Pela estrada acidentada a viatura seguia em alta velocidade. Ao longe, Luisinho avistou uma pequena luz, parecia uma vela. Tremendo e se aproximando, muito rapidamente. Passa por eles, a cena é inacreditável, era o Lobisomem montado em uma moto RD antiga. Os queixos caem. Ninguém acredita naquilo. O Toyota Bandeirantes vira com tudo e começam a perseguição. Próximo ao trevo, Luizinho joga a viatura fazendo com que o bicho se esborrache na terra vermelha. Major Otto dá a primeira espadada no braço do Lobisomem. Luisinho o segura num mata-leão. O prefeito se aproxima, com a mão tremendo, segura o 38 engatilhado com a bala de prata. Ouvem um grito abafado. Levam até a luz da viatura e lá percebem se tratar de uma fantasia de gorila, daquelas usadas nas pegadinhas do Silvio Santos, já toda rasgada devido ao tombo e a luta. Retiram a máscara. É Paulão. O borracheiro da cidade. Leva alguns sopapos e é algemado.
Com Paulão detido dentro do camburão, surgiu o debate sobre o que fazer. Se o apresentassem na cidade, o linchamento seria iminente. Se o prendessem não haveria acusação, lembrando que ele nunca cometeu crime algum, pois, somente assustava as vítimas. Tinham que tomar uma decisão rápida. Pessoas poderiam se ferir.
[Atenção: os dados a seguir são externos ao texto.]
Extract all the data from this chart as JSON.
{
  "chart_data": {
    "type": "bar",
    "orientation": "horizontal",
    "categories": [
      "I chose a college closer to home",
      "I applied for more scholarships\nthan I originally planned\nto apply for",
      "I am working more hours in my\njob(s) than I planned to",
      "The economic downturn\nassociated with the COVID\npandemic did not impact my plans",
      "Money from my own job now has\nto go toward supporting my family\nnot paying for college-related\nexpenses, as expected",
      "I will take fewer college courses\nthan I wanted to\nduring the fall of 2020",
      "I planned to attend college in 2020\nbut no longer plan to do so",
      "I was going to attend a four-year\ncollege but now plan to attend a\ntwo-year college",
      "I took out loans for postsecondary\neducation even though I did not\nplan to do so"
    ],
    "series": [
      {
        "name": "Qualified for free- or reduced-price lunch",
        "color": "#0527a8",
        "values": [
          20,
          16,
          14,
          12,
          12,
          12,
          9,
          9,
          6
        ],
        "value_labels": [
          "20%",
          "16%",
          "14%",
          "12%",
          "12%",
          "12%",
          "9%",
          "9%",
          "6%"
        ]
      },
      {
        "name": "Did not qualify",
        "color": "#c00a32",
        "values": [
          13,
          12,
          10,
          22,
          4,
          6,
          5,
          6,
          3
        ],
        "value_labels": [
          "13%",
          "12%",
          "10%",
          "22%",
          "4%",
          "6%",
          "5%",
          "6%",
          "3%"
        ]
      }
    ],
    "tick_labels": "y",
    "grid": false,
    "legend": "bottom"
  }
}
A cidade inteira estava na praça aguardando a viatura.
Resolvem soltar Paulão. Tiram a fantasia, o mandam embora. Voltam para a cidade e, em um curto desfile, ostentam partes do “couro” do bicho, que na verdade era a vestimenta de macaco usada pelo borracheiro para assustar as moças e outros desavisados. As pessoas, aliviadas, aplaudem a polícia. Gritos de “viva”. Major Otto balançava parte da fantasia com uma mão enquanto, com a outra, mostrava a espada suja de sangue do braço do próprio Paulão.
“Passa por eles, a cena é inacreditável, era o Lobisomem montado em uma moto RD antiga. Os queixos caem. Ninguém acredita naquilo. O Toyota Bandeirantes vira com tudo e começam a perseguição. Próximo ao trevo, Luizinho joga a viatura fazendo com que o bicho se esborrache na terra vermelha. Major Otto dá a primeira espadada no braço do Lobisomem. Luisinho o segura num mata-leão.”
A história que ficou para os moradores foi de que o Lobisomem fora realmente caçado pelos heróis da cidade, Luisinho, Major Otto, Sargento Neves e o prefeito. O final foi benéfico para todos. O prefeito caiu nas graças do povo, se beneficiando politicamente do caso, os policiais até hoje gozam de um respeito e de uma admiração incontestáveis pelos mais velhos.
Cabo Neves nunca mais voltou à cidade. Seu sumiço coincide com o sumiço da esposa do Baiano, que até hoje procura os dois para lavar a honra com sangue, como um legítimo cabra do agreste que resolve os desafetos na ponta da peixeira.
Procuramos Paulão, que não quis dizer nada sobre o assunto. Colocou seu boné vermelho na cabeça, entrou e fechou a porta da borracharia. Senhor Donaldo ouve incrédulo o final. Esse mito era, para ele, uma das melhores histórias que conhecia da sua região. Na volta para Maringá, ele diz firmemente: “quer saber? Para mim o Lobisomem ainda está vivo, eu mesmo já vi”. Com certeza essa história vai continuar viva por muitas gerações, na imaginação, não só desta cidade, mas também de muitas.
Nota sobre os personagens
Todos os personagens são reais. Nosso trabalho foi o de trocar os nomes, porém tomamos o cuidado de não inventar nenhum, somente trocar os papeis. Desta forma a fantasia que encobria o verdadeiro rosto do Lobisomem ainda permanecerá intacta. De maneira simbólica, resta a você, do outro lado da tela, acesso somente à ‘fantasia’.